Atmospheric Image Formation Model | Detection Methods and Collision Avoidance



Detection Methods and Collision Avoidance:

We tested a number of different approaches to aircraft detection and for each we evaluated their performance characteristics. We settled on an approach based on morphological image processing and machine learning techniques to reduce false positives. The code base at the time of writing totals over 17,000 source lines of code (SLOC).

Vision based Detection Methods:

We evaluated the performance of the algorithm in terms of true positive percentage and false positive rate measured in number of false positives per frame. We also broke down performance by range. As of this writing the approach yields detection rates of 99.7% up to 3.5 miles and 96.1% up to 4.5 miles with a false positive rate of 0.02 per frame ( using an IPX-4MP5 and Zeiss 85 mm lens thereby yielding 0.005 false positives per megapixel per frame ). Furthermore almost all of the false positives that occur are due to objects that may be relevant to collision avoidance: birds, radio towers. See the Results section for more details in this regard.

Main Stages of the algorithm:

Stage 1: Morphological Filtering

In the first stage we detect the horizon in the image and apply the morphological filter to the region of the image above the horizon in order to detect the points which are most likely to be aircraft. The red boxes in the video represent the points of interest detected by the morphological filter. The true position of the aircraft is shown in a green box. The first stage produces a large number of false positives which are eliminated in the subsequent stages

Stage 2: Classification of interest points

In the second stage a pretrained Support Vector Machine (SVM) classifier is applied to each interest point generated in the first stage. This stage eliminates most of the false positives while still retaining the true aircraft in the image.

Stage 3: Non-maximum supression

In the third stage non-maximum suppression is carried out in the neighbourhoods of the most likely interest points remaining from Stage 2 to ensure that same points do not show up as multiple detections in the image.

Stage 4: Tracking

In the fourth stage the interest points from Stage 3 are tracked over subsequent images which further eliminates false positives. False positives being random in nature do not persist and hence are thrown out by the tracking stage of the algorithm. We also detect dead pixels and dust on the sensor which remain static over long periods of time.

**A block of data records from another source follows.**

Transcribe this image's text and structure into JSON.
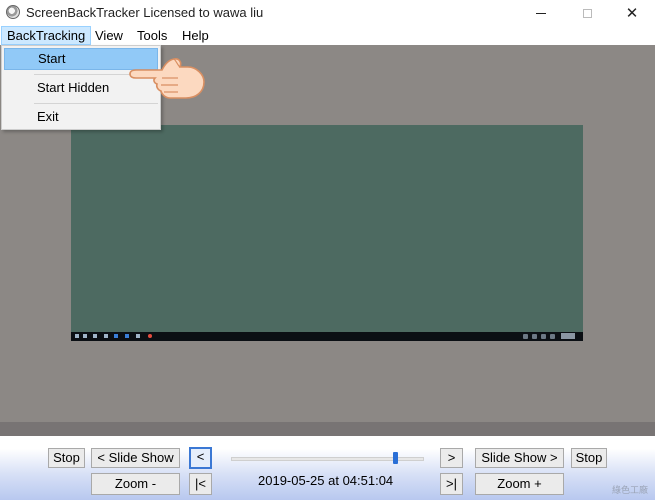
{
  "window": {
    "title": "ScreenBackTracker Licensed to wawa liu",
    "icon": "screenbacktracker-app-icon",
    "controls": {
      "minimize": "minimize-icon",
      "maximize": "maximize-icon",
      "close_glyph": "✕"
    }
  },
  "menubar": {
    "items": [
      {
        "label": "BackTracking",
        "active": true
      },
      {
        "label": "View"
      },
      {
        "label": "Tools"
      },
      {
        "label": "Help"
      }
    ]
  },
  "dropdown": {
    "items": [
      {
        "label": "Start",
        "highlighted": true
      },
      {
        "label": "Start Hidden"
      },
      {
        "label": "Exit"
      }
    ]
  },
  "preview": {
    "background_color": "#4d6a61",
    "content": "recorded desktop screenshot with avatar"
  },
  "controls": {
    "stop_left": "Stop",
    "slide_show_back": "< Slide Show",
    "prev": "<",
    "next": ">",
    "slide_show_forward": "Slide Show >",
    "stop_right": "Stop",
    "zoom_out": "Zoom -",
    "first": "|<",
    "last": ">|",
    "zoom_in": "Zoom +",
    "timestamp": "2019-05-25 at 04:51:04",
    "slider_position": 0.85
  },
  "watermark": "綠色工廠",
  "colors": {
    "menu_highlight": "#91c9f7",
    "focus_border": "#3b78d4",
    "workspace": "#8c8885"
  }
}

The video shows in the inset the aircraft being tracked along with a bird and a dead pixel. The groundtruth position of the aircraft has been manually picked out and is being shown in a green box in the video. The track history of the aircraft and bird are overlaid with a black trailing line. In this particular video the aircraft is tracked reliably out to 4.5 miles.


Stage 5: Dead pixel and dust detection

In stage 5 we detect the dead pixels if any in the sensor and also dust particles which deposit on the lens. This process ensures that the Sense and Avoid system works even in the presence of dust and dead pixels. The video below shows the dead pixels and dust particle on the sensor in blue.

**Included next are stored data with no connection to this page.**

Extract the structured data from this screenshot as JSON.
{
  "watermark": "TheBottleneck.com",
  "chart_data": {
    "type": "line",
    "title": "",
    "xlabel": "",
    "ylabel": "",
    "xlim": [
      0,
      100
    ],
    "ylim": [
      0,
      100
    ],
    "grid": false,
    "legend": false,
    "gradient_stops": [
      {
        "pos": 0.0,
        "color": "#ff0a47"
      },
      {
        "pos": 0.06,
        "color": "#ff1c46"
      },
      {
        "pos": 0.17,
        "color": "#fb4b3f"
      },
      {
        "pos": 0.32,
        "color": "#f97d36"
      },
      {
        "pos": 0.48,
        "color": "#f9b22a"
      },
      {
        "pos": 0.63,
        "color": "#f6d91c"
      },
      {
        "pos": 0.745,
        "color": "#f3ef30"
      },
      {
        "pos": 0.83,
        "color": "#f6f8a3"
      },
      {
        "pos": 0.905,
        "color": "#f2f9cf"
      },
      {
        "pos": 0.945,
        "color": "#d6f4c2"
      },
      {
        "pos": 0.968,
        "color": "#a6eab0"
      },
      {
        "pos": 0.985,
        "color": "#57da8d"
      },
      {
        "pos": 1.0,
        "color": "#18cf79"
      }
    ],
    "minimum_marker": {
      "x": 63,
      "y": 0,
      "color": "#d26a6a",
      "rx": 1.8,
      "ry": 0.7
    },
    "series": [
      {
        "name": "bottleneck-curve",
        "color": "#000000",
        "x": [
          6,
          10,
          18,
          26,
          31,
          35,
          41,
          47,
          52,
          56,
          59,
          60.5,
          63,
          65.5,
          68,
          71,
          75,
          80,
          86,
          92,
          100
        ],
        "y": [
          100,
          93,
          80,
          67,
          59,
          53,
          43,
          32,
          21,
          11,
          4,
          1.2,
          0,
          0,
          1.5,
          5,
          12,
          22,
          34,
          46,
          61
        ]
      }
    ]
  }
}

Collision Avoidance software:

We have developed and tested through software in the loop a collision avoidance system that given the state of the intruder aircraft would be able to come up with an avoidance trajectory in finite computational time. Any system that performs satisfactorily for this purpose must satisfy a number of perormance criteria. It must be able to take into account the uncertainty in the state estimation of the intruder aircraft, utilize the dynamics of the ownship as completely as possible in evading the intruder while at the same time come up with a plan that is feasible to execute for the ownship within finite time. Conventional approaches have the drawback of being extremely slow as a consequence of trying to solve the search problem in a high dimensional state space. The resulting trajectory has the least possible execution cost but takes a long time to calculate. Unmanned Aerial Vehicles must be able to aggressively maneuver to avoid possible threats and obstacles if required while not breaching the flight envelope which can result in possible instability and uncontrollability.

We have developed a collision avoidance system that can avoid another aircraft traveling up to 250 knots and making lateral maneuvers no more than 1g as long as the separation between the ownship and the intruder aircraft is at least 2.1 km. The system is based on an approach called rapidly-exploring random tree and maneuver automata. Details of the performance of the system are given in the Results section.

The following video demonstrates the working of the collision avoidance system. The software-in-loop simulation is done with the Piccolo Autopilot simulator which simulates an aircraft with similar dynamic constraints as a Cessna Stationair. This can be easily swapped with parameters of any UAV or other aircraft to evaluate the limits of the planining system.

It must also be noted that the performance limits of the collisio avoidance system along with the regulatory constraints impose the minimum detection ranges for the Sense and Avoid system.